The Demand Solutions Blog

AirBnB in Multifamily: Friend or Foe?

by Donald Davidoff | October 05, 2016

airbnb-logo.pngA couple of weeks ago, AirBnB announced its Friendly Building program. By applying to join, multifamily owners can control which units are eligible for short-term rentals as well as terms such as lengths of stay, number of nights, etc. And the landlord will earn 5 to 15% of the tenant’s revenue on any rentals.

Then last week, at the MFE Conference in Las Vegas, I met an owner from Kansas City who was testing renting two units to a small business that placed units on AirBnB. This business was paying a 60% premium for those units on a 12-month lease.

With all of this new activity, I thought it might be a good time to discuss the opportunities and potential challenges with AirBnB in multifamily. There are three ways in which apartment owners can participate in the sharing economy:

1. Allow residents to sub-lease through sites like AirBnB. This is what the Friendly Building program is all about.

2. Allow businesses or individuals who have no intention of living at your community to lease apartments (at a premium) that they will then sell on sharing sites.

3. Participate directly by furnishing one or more units and marketing them for short-stay through AirBnB.

These options each come with their own set of considerations. I’ve sat in on at least four industry conference panels or presentations, and here’s a summary of the concerns that I’ve heard.

  • Liability. The biggest concern seems to be a fear of liability. I’m not an attorney, but my layman’s understanding would indicate this is a much smaller issue than it’s made out to be.

    • For options 1 and 2, the owner is not a party to the sub-lease. A tenant would be responsible for their AirBnB guest the same as if they had a friend stay over to house or pet sit. And in the case of option 2 (or even option 1), you could require higher levels of insurance and being a named insured as a condition for removing the prohibition against sub-leasing.

    • For option 1, AirBnB is offering $1 million liability coverage (and for larger owners may be willing to negotiate on that).

    • If liability is enough of a concern for you, then it’s a good reason not to try option 3. But option 2 gives some third-party distance which reduces the liability risk.

    • There is some truth to the notion that you could be sued anyway, so you would still have to deal with the hassle and cost of defending yourself. Insurance can mitigate the cost. As for the hassle, I would argue that we can get sued almost any time for almost anything, so I wouldn’t let that fear get in the way of a good business decision.

  • Screening. I’ve heard many concerns about screening. Candidly, I find this a bit odd since we don’t screen guests of residents who stay overnight (or a few nights) so why worry so much about this? And if you do fear this, consider that AirBnB has a screening program of its own including former owner feedback on individual renters. While they won’t disclose the exact nature of the screening, they’re comfortable enough with it to offer the $1 million liability coverage.
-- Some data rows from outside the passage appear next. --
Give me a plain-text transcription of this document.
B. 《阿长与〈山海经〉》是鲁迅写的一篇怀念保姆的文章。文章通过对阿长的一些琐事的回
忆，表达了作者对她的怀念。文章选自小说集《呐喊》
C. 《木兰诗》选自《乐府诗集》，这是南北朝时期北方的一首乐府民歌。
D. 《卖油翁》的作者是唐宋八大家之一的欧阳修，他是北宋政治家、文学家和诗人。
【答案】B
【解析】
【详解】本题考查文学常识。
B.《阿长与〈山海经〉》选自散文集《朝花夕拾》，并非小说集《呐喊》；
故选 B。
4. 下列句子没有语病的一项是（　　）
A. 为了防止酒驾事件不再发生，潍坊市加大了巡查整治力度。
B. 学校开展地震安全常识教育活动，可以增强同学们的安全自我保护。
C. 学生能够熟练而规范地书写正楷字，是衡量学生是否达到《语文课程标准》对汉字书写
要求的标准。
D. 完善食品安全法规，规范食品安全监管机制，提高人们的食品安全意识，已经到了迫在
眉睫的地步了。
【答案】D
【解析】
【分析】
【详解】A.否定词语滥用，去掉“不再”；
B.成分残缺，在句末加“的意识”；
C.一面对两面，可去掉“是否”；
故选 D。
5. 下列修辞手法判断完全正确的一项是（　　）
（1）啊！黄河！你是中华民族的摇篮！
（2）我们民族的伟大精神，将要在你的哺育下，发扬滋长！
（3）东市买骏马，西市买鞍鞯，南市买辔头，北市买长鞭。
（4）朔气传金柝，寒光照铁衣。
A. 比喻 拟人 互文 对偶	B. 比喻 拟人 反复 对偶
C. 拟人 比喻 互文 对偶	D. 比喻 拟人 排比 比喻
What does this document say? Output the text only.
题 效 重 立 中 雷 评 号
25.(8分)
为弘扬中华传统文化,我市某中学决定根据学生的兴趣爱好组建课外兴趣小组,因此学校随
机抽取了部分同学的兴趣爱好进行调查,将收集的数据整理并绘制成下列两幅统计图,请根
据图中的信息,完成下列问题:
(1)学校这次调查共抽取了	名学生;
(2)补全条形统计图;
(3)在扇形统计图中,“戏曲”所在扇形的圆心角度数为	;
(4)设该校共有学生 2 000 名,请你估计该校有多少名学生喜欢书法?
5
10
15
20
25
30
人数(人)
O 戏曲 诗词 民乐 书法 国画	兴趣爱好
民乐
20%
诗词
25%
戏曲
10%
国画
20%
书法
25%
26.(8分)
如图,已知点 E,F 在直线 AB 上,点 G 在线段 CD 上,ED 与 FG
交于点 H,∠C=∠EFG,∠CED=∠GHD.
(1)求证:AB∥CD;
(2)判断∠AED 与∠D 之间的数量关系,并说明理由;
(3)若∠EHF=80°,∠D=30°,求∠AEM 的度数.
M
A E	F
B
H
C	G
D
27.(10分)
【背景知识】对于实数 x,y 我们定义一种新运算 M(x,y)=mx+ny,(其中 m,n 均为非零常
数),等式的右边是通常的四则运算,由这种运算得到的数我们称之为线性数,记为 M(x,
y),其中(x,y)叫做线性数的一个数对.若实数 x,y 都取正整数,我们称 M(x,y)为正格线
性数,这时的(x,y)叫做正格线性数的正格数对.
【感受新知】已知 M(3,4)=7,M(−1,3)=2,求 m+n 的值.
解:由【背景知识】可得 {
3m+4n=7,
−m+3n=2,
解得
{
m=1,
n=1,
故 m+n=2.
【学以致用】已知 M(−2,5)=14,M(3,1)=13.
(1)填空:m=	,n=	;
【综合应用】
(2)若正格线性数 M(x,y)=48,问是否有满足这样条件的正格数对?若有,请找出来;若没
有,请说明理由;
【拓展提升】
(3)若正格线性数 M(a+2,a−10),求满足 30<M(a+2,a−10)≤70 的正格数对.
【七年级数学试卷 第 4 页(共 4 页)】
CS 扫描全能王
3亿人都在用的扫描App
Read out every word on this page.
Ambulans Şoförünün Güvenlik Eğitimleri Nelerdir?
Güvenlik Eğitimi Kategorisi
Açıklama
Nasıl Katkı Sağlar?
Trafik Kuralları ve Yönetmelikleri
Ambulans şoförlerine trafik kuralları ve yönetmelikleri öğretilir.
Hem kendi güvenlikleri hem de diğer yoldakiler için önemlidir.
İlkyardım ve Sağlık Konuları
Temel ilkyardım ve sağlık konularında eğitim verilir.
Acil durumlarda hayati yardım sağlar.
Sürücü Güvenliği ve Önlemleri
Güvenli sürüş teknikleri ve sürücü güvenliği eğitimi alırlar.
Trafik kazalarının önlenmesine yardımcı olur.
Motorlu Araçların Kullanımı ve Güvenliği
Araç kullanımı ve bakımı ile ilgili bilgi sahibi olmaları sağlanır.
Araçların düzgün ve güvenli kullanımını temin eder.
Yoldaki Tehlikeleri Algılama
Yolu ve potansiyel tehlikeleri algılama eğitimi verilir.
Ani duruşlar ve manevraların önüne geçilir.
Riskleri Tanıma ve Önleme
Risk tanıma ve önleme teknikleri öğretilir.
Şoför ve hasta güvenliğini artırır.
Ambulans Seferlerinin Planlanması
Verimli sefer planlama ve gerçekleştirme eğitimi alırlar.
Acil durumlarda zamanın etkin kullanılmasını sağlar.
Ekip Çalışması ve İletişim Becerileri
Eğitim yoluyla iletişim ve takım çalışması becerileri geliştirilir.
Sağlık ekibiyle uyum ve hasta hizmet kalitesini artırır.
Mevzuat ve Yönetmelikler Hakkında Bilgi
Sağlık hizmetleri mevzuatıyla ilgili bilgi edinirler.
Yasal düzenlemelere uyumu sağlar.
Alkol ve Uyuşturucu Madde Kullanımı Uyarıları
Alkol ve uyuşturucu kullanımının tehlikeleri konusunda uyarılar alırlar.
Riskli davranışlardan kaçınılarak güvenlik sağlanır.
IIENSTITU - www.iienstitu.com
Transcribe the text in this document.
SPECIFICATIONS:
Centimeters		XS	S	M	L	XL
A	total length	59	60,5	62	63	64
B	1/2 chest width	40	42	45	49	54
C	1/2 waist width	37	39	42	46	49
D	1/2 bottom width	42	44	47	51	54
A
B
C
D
  • Sense of community. With the average length of stay in a garden community typically less than two years and at or a bit below three years in urban high-rise, I’m not sure I buy the notion that there’s a strong sense of community to lose. That doesn’t mean residents don’t like us or have friends; it just means the bond is not likely as strong as those with this critique believe. Moreover, as a matter of pure actuarial math, it’s not like every day will have numerous short-term stay guests. With options 2 and 3, you can control how many units are available at any given time; and for all three options, you could create buildings or floors in which short-term stays are allowed and others where they’re not. When you think of it, it’s somewhat analogous to dog policies. Some residents love living in a dog friendly building and some prefer otherwise. I’ve had clients who designate certain buildings or floors to be pet friendly and others to be “no bark” zones. I should also mention that there are many operators who rent to short-term stay providers and/or have their own short-term stay operations.

  • Residents will be upset. I think this is a flavor of the “sense of community” concern. I remember the early days of pricing and revenue management. Many were worried prospects would respond negatively to dynamic pricing. I always believed the public at that time was used to the concept, so it wouldn’t be a big issue; and it turned out exactly to be the case. Similarly, I think the public (particularly Millennials) are aware of the shared economy and won’t really care. This is backed up by some recent research J Turner did for the MFE 2016 concept community. Fifty-four percent of respondents said that allowing residents to lease their units out on AirBnB was either not a factor or was viewed as a positive amenity. Only 25% answered they would “definitely not” lease at a community that allowed this. (Note: I believe a survey like this overstates objections since it’s easy for a respondent to say they’ll behave one way when they’ll really not care, or even notice, when confronted with the actual situation while leasing).

  • Cost and hassle. This really only applies to option 3, so don’t choose that if you’re concerned about this.

So why, you may ask, do I think it’s a good idea to at least experiment with the sharing economy? As a demand management and pricing strategist, I am attracted by the opportunity to segment and optimize a high-yield demand stream, especially given how hard it is to move the revenue needle in our business. This could help us increase average rents and, in some cases, even occupancy for challenged communities.

The math can be compelling. Take the case of the Kansas City community mentioned earlier. Assuming a $1200 average rent and a 6.5% cap rate, that’s $17,280 in incremental revenue and a valuation increase north of $265,000 (on an urban or luxury property with $2000 plus rents, this could be a half a million or more dollars in increased value). Assume a 250-unit community, and that’s the same as a 5bps increase in rent on the entire property coming from just two units.

Lastly, I would argue that this is happening right now anyway. Whether you realize it or not, chances are residents of yours are listing units on these sites today, and have been doing so for a while. While I’m sure something can go wrong (things go wrong every day with our “normal” residents), if the practice created many problems, we’d be deluged with complaints already.

One final note: you may have noticed I left off local laws and regulations as an objection. I did this intentionally as I would never advocate breaking local laws to try this out. So this entire discussion presumes we would implement options only where allowed by local rules.